Add softened butter, sugar and powdered sugar to a stand mixer or use a hand mixer in a large bowl until soft and fluffy. If you don't have a mixer, you can whisk by hand in a large bowl.
Add in the egg, vanilla and almond extracts, salt and flour until well combined.
Wrap dough in a sheet of plastic wrap and place in the fridge for at least 30 minutes.
Preheat oven to 350 degrees.
Sprinkle flour onto clean counter top and roll dough with a rolling pin to about ¼ to ⅓" thick. Add extra flour in wet areas of the dough as needed to avoid it from sticking to the counter or the rolling pin.
Use cookie cutters of choice to cut out dough. When you're done cutting the cookies, you can roll remaining dough again and repeat to get the most cookies out of the dough.
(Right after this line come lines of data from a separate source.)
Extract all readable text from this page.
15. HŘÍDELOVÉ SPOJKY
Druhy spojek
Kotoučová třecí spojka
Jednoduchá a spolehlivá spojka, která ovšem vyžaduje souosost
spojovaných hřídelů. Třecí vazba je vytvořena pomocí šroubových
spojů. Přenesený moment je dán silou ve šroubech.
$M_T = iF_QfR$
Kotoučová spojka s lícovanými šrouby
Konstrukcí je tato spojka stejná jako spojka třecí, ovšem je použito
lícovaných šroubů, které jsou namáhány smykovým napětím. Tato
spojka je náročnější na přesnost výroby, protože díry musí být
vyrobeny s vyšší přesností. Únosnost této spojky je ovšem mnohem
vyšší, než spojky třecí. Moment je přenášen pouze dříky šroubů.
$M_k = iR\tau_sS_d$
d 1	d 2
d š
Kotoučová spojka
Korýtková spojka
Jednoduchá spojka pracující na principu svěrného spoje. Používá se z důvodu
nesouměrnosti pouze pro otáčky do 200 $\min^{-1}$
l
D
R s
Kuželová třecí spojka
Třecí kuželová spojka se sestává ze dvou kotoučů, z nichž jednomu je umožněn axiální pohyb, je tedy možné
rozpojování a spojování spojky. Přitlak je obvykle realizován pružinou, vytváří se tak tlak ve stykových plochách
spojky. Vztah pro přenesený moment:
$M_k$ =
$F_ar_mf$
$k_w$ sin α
Place cookies on baking sheet and bake for 10-15 minutes.
Let cookies cool while you make your icing of choice.
Combine royal icing ingredients in stand mixer — meringue powder, powdered sugar and water. Blend on high for 10-12 minutes.
Once icing is mixed, add in food coloring and mix for a minute.
Take a large ziplock bag, cut a small slit in the corner and add an icing tip, if you have one.
Immediately add some of the icing to the plastic ziplock bag. Drape a damp towel over the stand mixer bowl covering any remaining icing to keep it from hardening.
Start decorating the cookies with the royal icing and sprinkles. Once decorated, enjoy the cookies & have a happy holiday!